What is the difference between gross margin and contribution margin?

Gross margin is revenue minus the direct cost of goods sold: drug, provider review, shipping, processing, and fulfillment software. Contribution margin subtracts one more layer, your customer acquisition cost, on a per-patient basis. This distinction matters because a clinic can show a 70% gross margin and still lose money per patient if CAC is high and patients cancel before enough refills. Judge unit economics on contribution margin and LTV, not gross margin alone.

What line items sit inside telehealth clinic COGS?

The recurring COGS stack for a compounding telehealth order is the compounded drug cost billed by the 503A pharmacy, the provider or clinical review cost for the licensed prescriber who approves the order, shipping and cold-chain for temperature-sensitive injectables, payment processing on the charge, and the platform or fulfillment software fee per order. Marketing and CAC are not COGS; they sit below gross margin in contribution margin.

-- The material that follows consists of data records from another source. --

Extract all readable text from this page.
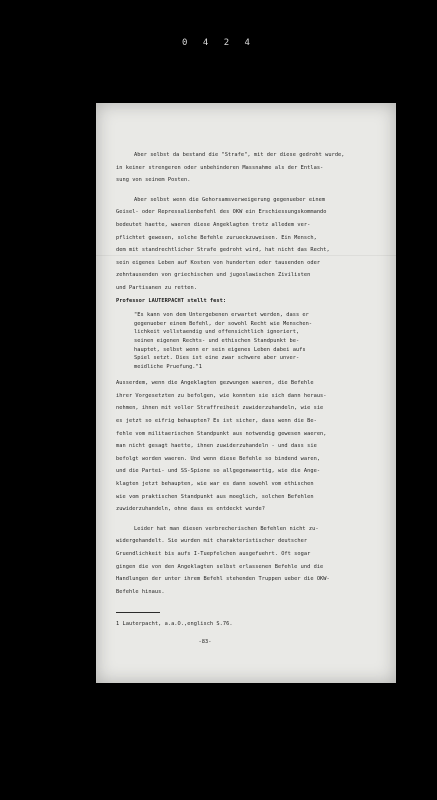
0 4 2 4
Aber selbst da bestand die "Strafe", mit der diese gedroht wurde,
in keiner strengeren oder unbehinderen Massnahme als der Entlas-
sung von seinem Posten.
Aber selbst wenn die Gehorsamsverweigerung gegenueber einem
Geisel- oder Repressalienbefehl des OKW ein Erschiessungskommando
bedeutet haette, waeren diese Angeklagten trotz alledem ver-
pflichtet gewesen, solche Befehle zurueckzuweisen. Ein Mensch,
dem mit standrechtlicher Strafe gedroht wird, hat nicht das Recht,
sein eigenes Leben auf Kosten von hunderten oder tausenden oder
zehntausenden von griechischen und jugoslawischen Zivilisten
und Partisanen zu retten.
Professor LAUTERPACHT stellt fest:
"Es kann von dem Untergebenen erwartet werden, dass er
gegenueber einem Befehl, der sowohl Recht wie Menschen-
lichkeit vollstaendig und offensichtlich ignoriert,
seinen eigenen Rechts- und ethischen Standpunkt be-
hauptet, selbst wenn er sein eigenes Leben dabei aufs
Spiel setzt. Dies ist eine zwar schwere aber unver-
meidliche Pruefung."1
Ausserdem, wenn die Angeklagten gezwungen waeren, die Befehle
ihrer Vorgesetzten zu befolgen, wie konnten sie sich dann heraus-
nehmen, ihnen mit voller Straffreiheit zuwiderzuhandeln, wie sie
es jetzt so eifrig behaupten? Es ist sicher, dass wenn die Be-
fehle vom militaerischen Standpunkt aus notwendig gewesen waeren,
man nicht gesagt haette, ihnen zuwiderzuhandeln - und dass sie
befolgt worden waeren. Und wenn diese Befehle so bindend waren,
und die Partei- und SS-Spione so allgegenwaertig, wie die Ange-
klagten jetzt behaupten, wie war es dann sowohl vom ethischen
wie vom praktischen Standpunkt aus moeglich, solchen Befehlen
zuwiderzuhandeln, ohne dass es entdeckt wurde?
Leider hat man diesen verbrecherischen Befehlen nicht zu-
widergehandelt. Sie wurden mit charakteristischer deutscher
Gruendlichkeit bis aufs I-Tuepfelchen ausgefuehrt. Oft sogar
gingen die von den Angeklagten selbst erlassenen Befehle und die
Handlungen der unter ihrem Befehl stehenden Truppen ueber die OKW-
Befehle hinaus.
1 Lauterpacht, a.a.O.,englisch S.76.
-83-
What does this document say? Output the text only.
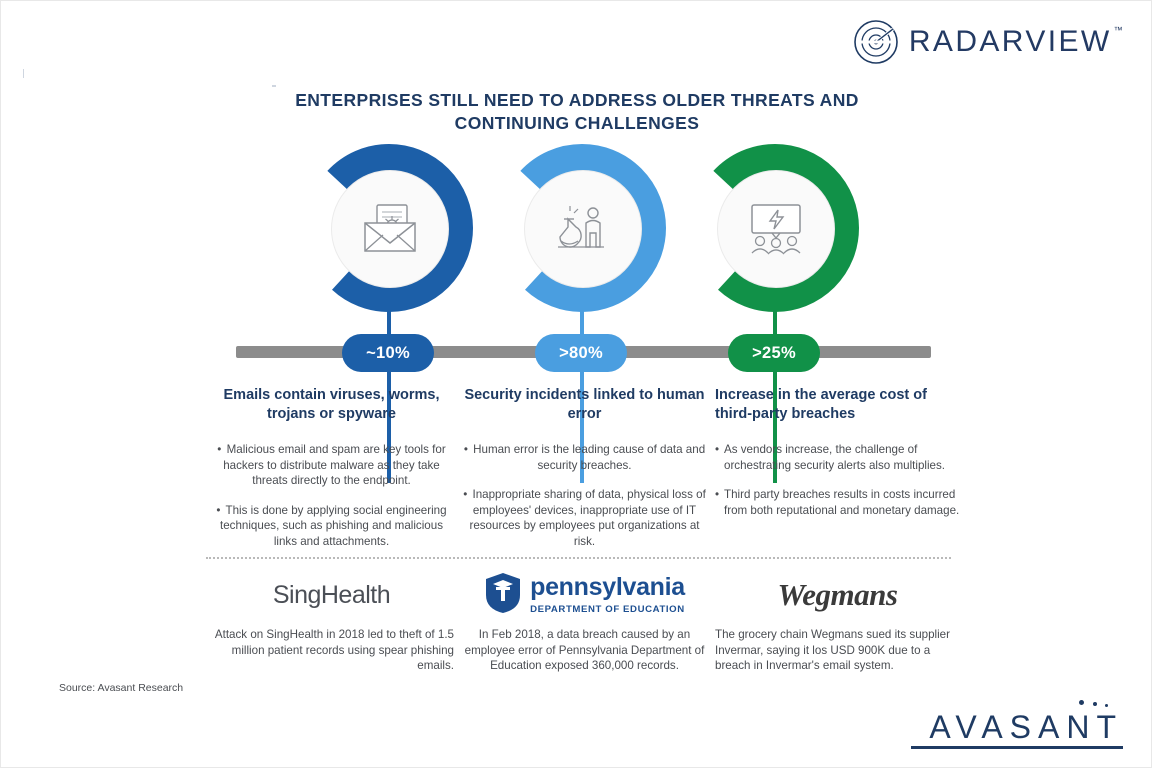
RADARVIEW ™
ENTERPRISES STILL NEED TO ADDRESS OLDER THREATS AND
CONTINUING CHALLENGES
~10%	>80%	>25%
Emails contain viruses, worms, trojans or spyware
• Malicious email and spam are key tools for hackers to distribute malware as they take threats directly to the endpoint.
• This is done by applying social engineering techniques, such as phishing and malicious links and attachments.
Security incidents linked to human error
• Human error is the leading cause of data and security breaches.
• Inappropriate sharing of data, physical loss of employees' devices, inappropriate use of IT resources by employees put organizations at risk.
Increase in the average cost of third-party breaches
• As vendors increase, the challenge of orchestrating security alerts also multiplies.
• Third party breaches results in costs incurred from both reputational and monetary damage.
SingHealth
Attack on SingHealth in 2018 led to theft of 1.5 million patient records using spear phishing emails.
pennsylvania
DEPARTMENT OF EDUCATION
In Feb 2018, a data breach caused by an employee error of Pennsylvania Department of Education exposed 360,000 records.
Wegmans
The grocery chain Wegmans sued its supplier Invermar, saying it los USD 900K due to a breach in Invermar's email system.
Source: Avasant Research
AVASANT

Does percentage-based platform pricing hurt my gross margin?

It can, because a percentage-of-order-value take-rate rises with your average order value and scales against you as you grow, and value-based fee structures also raise fee-splitting and AKS/EKRA questions. A flat per-order fee behaves like a predictable, capped line in your COGS stack. neolife prices as flat FMV SaaS plus a per-order buy-down so your platform cost per order stays known as volume climbs.

How does category mix change my margin?

Different compounded categories carry different drug costs, refill cadences, and shipping needs. Simple oral or topical categories with cheap actives and standard shipping tend to protect margin, while cold-chain injectables carry higher shipping and packaging cost. A single-category clinic is also margin-fragile if that category faces a supply or regulatory shift, which is why operators diversify to stabilize blended gross margin over time.

This article is operator education, not medical, legal, or tax advice. Telehealth and pharmacy regulation vary by state and product and change frequently. Verify the specifics for your business with qualified counsel and your pharmacy partner.